The findings are contained in their new book, “Poor Economics,'' which earlier this month won the Financial Times and Goldman Sachs Business Book of the Year Award for “the most compelling insight . . . into modern business issues.'' In the book, the MIT professors argue that antipoverty policies must be built on evidence from careful, controlled tests that detail how the poor live, act, and react.
[...]
Duflo and Banerjee came to the study of global poverty from very different starting points. To Duflo, who grew up in a comfortable, academic family in France, global poverty was a remote abstraction.
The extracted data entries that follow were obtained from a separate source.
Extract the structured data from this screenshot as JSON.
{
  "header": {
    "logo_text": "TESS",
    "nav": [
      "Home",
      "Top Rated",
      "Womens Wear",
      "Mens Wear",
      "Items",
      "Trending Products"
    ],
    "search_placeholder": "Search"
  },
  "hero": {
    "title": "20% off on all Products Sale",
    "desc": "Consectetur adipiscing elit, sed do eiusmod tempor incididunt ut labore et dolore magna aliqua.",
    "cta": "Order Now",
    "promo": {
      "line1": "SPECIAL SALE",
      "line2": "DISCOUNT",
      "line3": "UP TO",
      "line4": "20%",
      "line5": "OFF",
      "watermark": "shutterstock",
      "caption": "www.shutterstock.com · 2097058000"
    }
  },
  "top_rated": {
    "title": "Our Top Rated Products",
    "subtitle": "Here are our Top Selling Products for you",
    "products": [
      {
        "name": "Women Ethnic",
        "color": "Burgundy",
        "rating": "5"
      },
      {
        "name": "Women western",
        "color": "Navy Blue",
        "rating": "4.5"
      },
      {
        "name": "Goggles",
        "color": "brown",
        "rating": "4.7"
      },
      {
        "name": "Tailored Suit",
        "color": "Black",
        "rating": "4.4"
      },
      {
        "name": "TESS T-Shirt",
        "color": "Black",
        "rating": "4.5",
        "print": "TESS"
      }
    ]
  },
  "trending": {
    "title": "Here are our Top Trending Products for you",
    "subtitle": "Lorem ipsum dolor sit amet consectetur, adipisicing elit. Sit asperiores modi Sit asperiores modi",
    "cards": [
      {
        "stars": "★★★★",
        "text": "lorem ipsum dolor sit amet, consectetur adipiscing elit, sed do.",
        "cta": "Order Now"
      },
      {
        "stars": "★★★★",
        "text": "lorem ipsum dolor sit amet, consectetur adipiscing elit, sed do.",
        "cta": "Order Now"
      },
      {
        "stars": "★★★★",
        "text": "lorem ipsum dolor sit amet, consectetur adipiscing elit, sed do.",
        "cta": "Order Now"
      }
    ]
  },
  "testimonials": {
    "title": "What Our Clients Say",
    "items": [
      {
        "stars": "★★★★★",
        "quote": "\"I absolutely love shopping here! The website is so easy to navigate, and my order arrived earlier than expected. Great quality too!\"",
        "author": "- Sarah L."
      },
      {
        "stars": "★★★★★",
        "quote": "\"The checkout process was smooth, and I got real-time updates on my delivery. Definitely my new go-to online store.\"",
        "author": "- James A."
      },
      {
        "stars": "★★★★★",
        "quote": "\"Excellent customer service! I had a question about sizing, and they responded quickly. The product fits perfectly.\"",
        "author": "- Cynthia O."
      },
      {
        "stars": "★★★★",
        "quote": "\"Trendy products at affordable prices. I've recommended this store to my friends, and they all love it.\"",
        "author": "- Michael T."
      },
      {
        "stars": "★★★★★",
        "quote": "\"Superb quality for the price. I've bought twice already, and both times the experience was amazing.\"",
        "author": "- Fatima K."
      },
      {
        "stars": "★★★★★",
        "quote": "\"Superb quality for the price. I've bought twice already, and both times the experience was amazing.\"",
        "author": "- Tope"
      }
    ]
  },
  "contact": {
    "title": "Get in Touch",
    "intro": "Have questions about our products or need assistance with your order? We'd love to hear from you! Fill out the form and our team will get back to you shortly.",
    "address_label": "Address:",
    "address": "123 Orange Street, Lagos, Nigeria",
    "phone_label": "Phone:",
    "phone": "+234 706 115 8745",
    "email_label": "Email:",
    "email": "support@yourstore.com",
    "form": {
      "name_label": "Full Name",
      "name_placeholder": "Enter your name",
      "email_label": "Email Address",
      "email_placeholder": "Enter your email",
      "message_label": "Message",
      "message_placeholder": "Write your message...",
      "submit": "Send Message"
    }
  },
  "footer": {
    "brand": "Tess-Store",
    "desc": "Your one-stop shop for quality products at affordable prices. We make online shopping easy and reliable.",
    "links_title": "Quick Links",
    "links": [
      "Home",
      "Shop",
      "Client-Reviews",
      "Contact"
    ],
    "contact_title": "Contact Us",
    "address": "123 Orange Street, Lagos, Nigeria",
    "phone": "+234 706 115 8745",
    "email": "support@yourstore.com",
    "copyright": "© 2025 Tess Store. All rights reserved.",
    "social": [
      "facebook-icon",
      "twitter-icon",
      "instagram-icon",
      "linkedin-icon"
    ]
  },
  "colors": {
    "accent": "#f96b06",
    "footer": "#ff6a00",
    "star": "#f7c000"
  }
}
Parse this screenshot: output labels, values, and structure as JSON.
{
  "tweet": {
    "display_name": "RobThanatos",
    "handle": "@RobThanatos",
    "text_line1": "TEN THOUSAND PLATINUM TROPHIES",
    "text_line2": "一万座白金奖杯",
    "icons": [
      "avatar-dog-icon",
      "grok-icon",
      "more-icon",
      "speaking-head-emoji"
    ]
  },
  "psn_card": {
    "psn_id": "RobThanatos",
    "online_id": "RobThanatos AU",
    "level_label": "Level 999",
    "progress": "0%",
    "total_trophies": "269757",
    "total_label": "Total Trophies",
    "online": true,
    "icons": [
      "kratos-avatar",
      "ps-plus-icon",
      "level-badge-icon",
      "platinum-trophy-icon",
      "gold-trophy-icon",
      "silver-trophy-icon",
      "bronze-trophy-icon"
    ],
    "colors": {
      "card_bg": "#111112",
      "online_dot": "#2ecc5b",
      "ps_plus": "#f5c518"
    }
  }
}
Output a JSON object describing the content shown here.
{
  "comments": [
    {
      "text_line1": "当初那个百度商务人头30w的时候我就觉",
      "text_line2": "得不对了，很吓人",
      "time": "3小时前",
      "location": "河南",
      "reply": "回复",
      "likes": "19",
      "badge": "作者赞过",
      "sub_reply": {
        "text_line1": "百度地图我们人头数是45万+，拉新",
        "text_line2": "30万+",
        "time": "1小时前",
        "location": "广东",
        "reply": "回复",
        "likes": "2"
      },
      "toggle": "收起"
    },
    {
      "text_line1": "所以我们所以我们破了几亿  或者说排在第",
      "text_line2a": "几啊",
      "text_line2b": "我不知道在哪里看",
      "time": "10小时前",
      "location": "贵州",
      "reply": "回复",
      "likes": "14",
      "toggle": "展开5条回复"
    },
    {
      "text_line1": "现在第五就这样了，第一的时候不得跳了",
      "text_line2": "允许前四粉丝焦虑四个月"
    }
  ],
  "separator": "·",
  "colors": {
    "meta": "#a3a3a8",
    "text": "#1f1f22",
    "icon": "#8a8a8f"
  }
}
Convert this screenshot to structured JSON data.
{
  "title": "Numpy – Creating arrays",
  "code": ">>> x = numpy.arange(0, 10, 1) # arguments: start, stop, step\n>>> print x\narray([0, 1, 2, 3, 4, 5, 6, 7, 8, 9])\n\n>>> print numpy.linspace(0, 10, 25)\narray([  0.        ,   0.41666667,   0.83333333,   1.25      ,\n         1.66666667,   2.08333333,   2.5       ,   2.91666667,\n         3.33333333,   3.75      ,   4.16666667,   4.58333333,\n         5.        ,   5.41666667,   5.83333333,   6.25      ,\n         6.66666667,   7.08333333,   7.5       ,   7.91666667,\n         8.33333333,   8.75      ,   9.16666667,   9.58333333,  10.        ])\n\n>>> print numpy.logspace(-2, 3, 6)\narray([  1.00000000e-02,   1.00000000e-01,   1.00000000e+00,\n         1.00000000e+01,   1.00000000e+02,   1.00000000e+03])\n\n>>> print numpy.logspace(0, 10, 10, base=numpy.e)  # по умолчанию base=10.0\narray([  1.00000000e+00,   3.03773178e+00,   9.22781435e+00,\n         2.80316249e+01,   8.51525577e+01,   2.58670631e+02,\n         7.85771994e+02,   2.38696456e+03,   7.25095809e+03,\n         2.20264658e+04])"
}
For Banerjee, abject poverty was as close as the ramshackle houses behind his childhood home in Calcutta. They met at MIT when Duflo, as a student, took a course in development economics from Banerjee. After Duflo earned her doctorate in 1999 and joined the MIT faculty, the two founded the Poverty Action Lab in 2003.
Since then Duflo, 39, and Banerjee, 50, have received multiple honors and prizes. In 2010, Duflo was awarded the prestigious John Bates Clark Medal for the best American economist under 40. The year before, she received a MacArthur Fellowship, the so-called genius award.
What inspires their interest in poverty, Banerjee explained, is the idea that the poorest people must deal with different conditions than the rest of the world's population.